Pengorbanan dan Mengikhlaskan
Nama kamu selalu ada didalam setiap doaku. Aku, tidak berharap namaku
ada dalam doamu saat ini. Namun aku mensemogakan suatu saat kita ada dalam satu
doa yang sama.
“Kamu tolong dong ngertiin aku, kamu tuh lebih mentingin
kerjaan kamu di banding aku, selalu seperti itu, mas”
“Sabar sayang, sebentar lagi juga selesai pekerjaannya”
“Satu minggu lalu kamu juga bilang kayak gitu mas, tapi apa
? sampai sekarang kamu gaada waktu buat aku, bahkan untuk ngabarin aku pun kamu
ndak bisa”
“ya nanti mas ....”
Tut tut tut tut tut
Sinta, nama itu yang lima tahun belakangan ini mengisi
hari-hariku, entah itu marah, perhatian, kesal, rindu, dan apapun dapat terjadi
antara kami. Hari ini terulang lagi, dia marah denganku yang lebih mengutamakan
pekerjaanku dibandingkan dia. Mau bagaimana lagi, kerjaan ini akan semakin
menumpuk jika tidak diselesaikan. Tapi, yang membuat aku sedih adalah, saat dia
menelpon tadi, aku mendengar suaranya bergetar, seperti menahan tangisan. Aku
benci melihatnya menangis. Sabar ya sinta, aku akan menyelesaikan pekerjaan
ini, segera.
***
“Nduk, gimana nak Pras ? bisa kerumah ndak waktu kumpul
keluarga?”
“Maaf buk, mas Pras belum bisa dihubungi lagi, masih banyak
kerjaan”
“Walaahhhh, sibuk banget tho nak Pras, iki genting banget
lho nduk, kamu tau kan bapak mau menikahkan kamu dengan anaknya bu Trini kalau
bapak ndak ketemu mas mu itu sampai akhir minggu ini”

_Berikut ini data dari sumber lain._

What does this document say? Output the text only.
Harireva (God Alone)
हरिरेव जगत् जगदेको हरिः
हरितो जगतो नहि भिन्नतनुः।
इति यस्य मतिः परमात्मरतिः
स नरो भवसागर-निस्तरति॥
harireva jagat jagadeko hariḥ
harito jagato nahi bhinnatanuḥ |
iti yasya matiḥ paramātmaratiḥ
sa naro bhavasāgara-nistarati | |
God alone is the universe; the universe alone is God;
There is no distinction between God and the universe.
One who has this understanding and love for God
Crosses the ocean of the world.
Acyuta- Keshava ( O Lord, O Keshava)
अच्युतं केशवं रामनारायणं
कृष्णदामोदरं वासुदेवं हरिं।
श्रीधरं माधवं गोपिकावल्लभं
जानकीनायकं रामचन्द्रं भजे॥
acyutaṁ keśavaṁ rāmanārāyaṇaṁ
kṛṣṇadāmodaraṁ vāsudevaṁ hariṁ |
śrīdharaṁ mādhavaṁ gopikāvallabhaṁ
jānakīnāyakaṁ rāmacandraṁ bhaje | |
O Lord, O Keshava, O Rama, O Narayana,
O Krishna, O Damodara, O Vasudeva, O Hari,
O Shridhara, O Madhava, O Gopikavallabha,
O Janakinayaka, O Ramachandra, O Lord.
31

“Nggih bu, sinta ngerti, nanti sinta ngomong lagi sama mas
Pras”
“Secepetnya lho nduk, kamu tau sendiri bapak seperti apa,
untung bapak mau menunggu Pras, umur kamu juga sudah 27 tahun, wajar kalau ibuk
sama bapak khawatir”
Terdiam, menunduk, hanya itu yang dapat aku lakukan saat ibu
menanyakan aku tentang mas Pras. Sebenarnya aku dan mas Pras sudah lima tahun
menjalin hubungan, mas Pras juga sudah beberapa kali datang kerumah menemui
bapak dan ibu, namun hanya untuk main, menyanyakan kabar, belum sampai
membicarakan pernikahan. Sudah lima tahun, jangan tanyakan seberapa aku sangat
mencintainya. Namun, terkadang aku tidak suka kebiasaannya yang tidak
mengabariku saat sibuk dengan pekerjaannya. Mas Pras itu orangnya pekerja
keras, ndak bisa lepas kalau lagi sama kerjaan.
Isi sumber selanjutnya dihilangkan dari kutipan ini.